I was interested in reading in he book about the economic times she lived in, that in 1901 J.P. Morgan paid Andrew Carnegie nearly $500 Million dollars for Carnegie Steel. This was the highest price ever paid for a company which became U.S. Steel. Carnegie lived in a sixty four room house which was so large it required a special railroad spur running into his basement to deliver the two tons of coal needed for just one day of heating in the winter. The book doesn’t discuss it, but Charles Schwab was instrumental in helping Carneqie become as rich as he was. Schwab had started at Carnegie Steel as a worker in 1897 and at thirty five was the president of the company. It was Schwab who negotiated the sale. While Carnegie, a Scottish immigrant, had a similar rise to wealth beginning as a telegraph operator to a steel mill owner, he was very generous with his money and conservative in his investments. My home town of Anacortes, has a public library built with money donated by Carnegie. Schwab, on the other hand, lived a life of wanton spending and the stock market crash of 1929 ruined him. He wasn’t even able to sell his mansion and ended up living in a small apartment at his death.
On the other hand, Hetty easily survived the mid 1900 crash because of her conservative investments. In the early 1900's investors bought stock of corporations on margin and there was a flurry of purchase of watered down stock – stock whose stated value greatly exceeded the assets of the company. This frenzy continued until 1907 when the bubble burst. Just as in the 2009 economic downturn, this impacted not just individuals but banks and trust companies that had also been investing as speculators. When the huge Knickerbocker Trust Company shut it’s doors there was panic, but Hetty held her fortune.

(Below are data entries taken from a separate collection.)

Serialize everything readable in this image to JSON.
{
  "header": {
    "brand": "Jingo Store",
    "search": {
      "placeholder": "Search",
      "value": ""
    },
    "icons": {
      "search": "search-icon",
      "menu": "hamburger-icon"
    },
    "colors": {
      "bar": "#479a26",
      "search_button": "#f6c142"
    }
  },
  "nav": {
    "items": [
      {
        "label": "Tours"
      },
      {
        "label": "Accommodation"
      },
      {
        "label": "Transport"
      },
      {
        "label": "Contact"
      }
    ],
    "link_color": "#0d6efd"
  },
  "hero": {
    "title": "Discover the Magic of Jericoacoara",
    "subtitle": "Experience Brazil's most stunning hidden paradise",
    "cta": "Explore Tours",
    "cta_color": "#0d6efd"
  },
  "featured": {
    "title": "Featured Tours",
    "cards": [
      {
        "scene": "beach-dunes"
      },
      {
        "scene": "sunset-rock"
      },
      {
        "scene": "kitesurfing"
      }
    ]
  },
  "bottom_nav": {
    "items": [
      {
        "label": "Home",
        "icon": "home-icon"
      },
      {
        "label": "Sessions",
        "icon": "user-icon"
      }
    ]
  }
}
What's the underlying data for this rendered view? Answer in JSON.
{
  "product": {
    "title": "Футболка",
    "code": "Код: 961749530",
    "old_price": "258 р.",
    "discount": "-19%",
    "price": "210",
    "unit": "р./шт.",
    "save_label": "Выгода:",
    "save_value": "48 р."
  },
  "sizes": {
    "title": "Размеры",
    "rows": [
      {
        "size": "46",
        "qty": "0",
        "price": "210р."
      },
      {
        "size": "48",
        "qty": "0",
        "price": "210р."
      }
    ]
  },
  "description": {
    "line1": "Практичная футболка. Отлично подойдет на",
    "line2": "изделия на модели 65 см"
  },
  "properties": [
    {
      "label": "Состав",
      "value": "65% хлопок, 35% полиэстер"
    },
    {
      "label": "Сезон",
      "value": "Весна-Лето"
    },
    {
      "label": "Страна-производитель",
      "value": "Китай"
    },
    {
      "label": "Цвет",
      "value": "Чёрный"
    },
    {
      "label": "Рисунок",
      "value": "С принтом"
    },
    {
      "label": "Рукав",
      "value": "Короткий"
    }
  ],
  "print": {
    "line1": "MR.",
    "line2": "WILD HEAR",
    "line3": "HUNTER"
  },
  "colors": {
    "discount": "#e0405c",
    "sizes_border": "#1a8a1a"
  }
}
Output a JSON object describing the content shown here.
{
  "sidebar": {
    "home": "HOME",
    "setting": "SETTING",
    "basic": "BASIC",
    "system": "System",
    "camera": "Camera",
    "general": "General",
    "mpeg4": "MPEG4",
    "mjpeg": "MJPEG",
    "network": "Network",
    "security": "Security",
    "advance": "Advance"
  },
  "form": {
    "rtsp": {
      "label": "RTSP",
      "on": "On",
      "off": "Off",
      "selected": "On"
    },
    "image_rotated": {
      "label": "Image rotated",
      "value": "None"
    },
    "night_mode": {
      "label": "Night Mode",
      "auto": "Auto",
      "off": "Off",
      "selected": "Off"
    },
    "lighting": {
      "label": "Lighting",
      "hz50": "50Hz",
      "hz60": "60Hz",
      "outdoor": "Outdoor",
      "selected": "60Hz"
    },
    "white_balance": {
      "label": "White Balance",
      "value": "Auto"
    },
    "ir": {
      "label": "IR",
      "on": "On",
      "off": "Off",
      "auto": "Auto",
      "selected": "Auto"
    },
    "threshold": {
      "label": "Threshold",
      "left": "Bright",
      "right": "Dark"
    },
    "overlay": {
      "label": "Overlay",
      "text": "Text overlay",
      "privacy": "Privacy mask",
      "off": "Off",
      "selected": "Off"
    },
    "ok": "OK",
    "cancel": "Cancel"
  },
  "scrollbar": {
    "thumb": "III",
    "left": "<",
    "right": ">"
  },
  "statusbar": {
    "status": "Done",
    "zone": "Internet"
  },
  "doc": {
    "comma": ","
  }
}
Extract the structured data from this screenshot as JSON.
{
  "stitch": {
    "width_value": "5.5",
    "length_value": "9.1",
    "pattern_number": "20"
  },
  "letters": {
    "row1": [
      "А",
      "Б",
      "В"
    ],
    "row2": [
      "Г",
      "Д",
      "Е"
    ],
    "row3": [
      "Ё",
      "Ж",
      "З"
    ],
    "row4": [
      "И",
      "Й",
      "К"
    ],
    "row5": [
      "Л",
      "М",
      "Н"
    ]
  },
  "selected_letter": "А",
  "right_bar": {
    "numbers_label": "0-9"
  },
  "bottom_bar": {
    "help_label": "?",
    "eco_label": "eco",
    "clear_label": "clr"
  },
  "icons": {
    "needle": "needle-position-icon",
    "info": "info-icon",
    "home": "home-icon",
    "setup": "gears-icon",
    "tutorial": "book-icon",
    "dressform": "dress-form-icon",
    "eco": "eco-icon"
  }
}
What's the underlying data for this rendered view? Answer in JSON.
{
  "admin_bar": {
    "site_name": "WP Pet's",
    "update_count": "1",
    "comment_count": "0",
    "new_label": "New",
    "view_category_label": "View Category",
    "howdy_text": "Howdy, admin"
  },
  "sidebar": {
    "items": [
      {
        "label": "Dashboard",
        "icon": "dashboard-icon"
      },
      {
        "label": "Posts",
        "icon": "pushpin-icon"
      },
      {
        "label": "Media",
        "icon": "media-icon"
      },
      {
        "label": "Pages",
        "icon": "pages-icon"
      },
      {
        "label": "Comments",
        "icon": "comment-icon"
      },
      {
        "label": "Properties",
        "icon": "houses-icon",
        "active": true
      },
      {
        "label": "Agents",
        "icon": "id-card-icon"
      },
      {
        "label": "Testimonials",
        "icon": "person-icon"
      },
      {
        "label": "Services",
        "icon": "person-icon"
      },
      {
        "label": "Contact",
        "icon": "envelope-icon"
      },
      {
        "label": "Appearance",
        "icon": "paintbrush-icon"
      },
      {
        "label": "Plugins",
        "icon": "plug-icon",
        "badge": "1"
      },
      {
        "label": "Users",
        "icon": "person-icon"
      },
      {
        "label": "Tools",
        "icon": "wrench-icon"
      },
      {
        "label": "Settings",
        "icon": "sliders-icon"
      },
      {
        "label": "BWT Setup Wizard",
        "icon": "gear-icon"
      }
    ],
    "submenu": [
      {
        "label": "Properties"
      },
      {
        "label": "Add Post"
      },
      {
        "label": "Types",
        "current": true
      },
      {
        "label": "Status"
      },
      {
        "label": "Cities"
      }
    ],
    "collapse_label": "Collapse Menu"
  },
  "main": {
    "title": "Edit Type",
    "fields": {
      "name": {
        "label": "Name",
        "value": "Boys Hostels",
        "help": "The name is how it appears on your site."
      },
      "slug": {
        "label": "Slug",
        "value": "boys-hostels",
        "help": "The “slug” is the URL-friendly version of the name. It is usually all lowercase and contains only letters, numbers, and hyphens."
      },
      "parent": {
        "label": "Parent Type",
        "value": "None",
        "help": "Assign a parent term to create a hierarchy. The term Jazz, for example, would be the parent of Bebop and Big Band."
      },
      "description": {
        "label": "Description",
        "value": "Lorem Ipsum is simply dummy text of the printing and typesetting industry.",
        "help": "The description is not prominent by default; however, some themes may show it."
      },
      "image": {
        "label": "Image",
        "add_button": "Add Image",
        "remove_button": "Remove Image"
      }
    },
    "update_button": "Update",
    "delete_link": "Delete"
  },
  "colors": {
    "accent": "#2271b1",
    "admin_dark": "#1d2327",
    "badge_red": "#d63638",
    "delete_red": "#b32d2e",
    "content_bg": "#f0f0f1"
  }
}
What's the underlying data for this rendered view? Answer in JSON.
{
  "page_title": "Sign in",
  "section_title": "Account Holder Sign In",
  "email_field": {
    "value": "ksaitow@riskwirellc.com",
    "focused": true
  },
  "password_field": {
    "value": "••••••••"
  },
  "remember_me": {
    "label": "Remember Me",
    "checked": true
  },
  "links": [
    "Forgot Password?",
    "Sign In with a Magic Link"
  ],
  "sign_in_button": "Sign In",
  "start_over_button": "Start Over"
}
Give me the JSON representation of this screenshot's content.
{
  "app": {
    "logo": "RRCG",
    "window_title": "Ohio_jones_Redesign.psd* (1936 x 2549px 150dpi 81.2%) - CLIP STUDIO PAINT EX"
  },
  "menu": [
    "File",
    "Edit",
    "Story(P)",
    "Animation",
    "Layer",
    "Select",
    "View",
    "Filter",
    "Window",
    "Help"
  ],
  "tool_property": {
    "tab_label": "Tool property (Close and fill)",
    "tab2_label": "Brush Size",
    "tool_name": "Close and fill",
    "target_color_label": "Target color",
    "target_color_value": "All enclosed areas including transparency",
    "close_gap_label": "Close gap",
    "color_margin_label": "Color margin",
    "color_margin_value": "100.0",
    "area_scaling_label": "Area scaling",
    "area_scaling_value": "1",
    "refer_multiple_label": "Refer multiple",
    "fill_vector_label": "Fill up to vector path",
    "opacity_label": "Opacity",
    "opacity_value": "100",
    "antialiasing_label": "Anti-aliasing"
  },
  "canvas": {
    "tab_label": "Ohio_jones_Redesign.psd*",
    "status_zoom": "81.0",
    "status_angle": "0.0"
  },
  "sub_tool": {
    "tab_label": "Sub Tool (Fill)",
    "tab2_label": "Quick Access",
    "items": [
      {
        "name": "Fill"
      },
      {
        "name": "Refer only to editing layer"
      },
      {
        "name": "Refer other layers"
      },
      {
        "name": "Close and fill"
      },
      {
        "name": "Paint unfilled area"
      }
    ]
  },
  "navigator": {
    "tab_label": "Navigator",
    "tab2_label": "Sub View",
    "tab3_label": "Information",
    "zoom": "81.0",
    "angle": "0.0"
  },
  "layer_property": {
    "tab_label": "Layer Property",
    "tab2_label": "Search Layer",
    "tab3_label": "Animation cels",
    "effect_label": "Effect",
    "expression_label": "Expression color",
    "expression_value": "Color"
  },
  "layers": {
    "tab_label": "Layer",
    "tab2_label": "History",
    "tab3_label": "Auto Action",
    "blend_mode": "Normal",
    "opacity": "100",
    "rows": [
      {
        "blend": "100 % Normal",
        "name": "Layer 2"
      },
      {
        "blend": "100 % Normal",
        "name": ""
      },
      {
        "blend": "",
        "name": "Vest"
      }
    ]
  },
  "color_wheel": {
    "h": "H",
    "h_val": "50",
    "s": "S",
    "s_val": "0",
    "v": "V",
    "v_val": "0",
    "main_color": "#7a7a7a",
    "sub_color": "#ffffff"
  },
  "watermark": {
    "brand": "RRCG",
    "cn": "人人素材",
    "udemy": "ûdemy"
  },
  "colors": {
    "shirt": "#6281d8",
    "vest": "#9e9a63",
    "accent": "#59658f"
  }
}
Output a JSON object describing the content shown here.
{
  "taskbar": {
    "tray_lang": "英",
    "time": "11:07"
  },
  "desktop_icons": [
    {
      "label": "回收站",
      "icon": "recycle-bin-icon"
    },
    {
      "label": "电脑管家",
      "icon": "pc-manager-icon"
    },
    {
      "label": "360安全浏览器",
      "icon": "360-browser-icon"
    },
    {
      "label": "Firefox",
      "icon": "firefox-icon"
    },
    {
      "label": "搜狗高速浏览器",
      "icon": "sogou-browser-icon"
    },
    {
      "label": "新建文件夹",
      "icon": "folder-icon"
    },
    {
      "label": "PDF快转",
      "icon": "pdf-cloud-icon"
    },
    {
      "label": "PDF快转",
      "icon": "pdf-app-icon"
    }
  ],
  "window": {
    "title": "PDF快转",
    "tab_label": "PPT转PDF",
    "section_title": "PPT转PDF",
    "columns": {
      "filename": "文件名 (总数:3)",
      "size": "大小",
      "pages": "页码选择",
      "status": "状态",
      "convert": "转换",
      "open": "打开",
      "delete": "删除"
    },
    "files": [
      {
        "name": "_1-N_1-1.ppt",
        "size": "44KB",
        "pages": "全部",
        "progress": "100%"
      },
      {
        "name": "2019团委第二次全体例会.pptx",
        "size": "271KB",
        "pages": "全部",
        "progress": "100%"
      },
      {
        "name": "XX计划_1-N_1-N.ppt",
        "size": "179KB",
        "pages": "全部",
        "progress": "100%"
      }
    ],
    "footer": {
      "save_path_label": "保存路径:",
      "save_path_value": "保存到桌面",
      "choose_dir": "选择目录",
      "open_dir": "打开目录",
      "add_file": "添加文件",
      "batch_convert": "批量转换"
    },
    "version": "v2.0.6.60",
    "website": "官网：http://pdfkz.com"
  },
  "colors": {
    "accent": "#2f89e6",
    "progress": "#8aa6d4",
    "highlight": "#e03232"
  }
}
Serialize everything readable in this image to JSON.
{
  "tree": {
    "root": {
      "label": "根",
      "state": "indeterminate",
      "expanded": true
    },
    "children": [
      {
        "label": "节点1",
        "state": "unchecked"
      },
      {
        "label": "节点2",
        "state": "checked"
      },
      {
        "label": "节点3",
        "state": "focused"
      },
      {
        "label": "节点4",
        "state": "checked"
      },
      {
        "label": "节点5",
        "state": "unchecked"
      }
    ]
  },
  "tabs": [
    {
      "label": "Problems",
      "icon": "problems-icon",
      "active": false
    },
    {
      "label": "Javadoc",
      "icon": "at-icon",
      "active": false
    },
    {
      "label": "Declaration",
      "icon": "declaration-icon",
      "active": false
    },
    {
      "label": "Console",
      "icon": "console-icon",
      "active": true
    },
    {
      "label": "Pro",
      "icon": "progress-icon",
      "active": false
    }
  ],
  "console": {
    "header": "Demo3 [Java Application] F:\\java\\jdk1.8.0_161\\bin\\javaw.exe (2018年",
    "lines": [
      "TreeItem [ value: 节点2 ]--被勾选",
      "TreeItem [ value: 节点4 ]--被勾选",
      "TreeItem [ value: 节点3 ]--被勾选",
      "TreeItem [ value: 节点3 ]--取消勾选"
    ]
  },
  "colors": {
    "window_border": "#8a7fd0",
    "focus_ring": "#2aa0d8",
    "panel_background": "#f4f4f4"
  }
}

A reading of the book leaves one with the impression that Hetty lived a very lonely, frugal and unhappy life in order to multiple and preserve her money. Her son spent it freely and used it for his enjoyment and his sister treated her share like her mother did living conservatively. What seems to me to be unfortunate is that on the death of the daughter the money was scattered without any real goal to a variety of differing beneficiaries because there were no children. I thought how much more good it would have done to have created a foundation like that of the generous Bill Gates and his wife. Holding it in one foundation would have resulted in much more benefit then a long laundry list of unconnected charities and beneficiaries.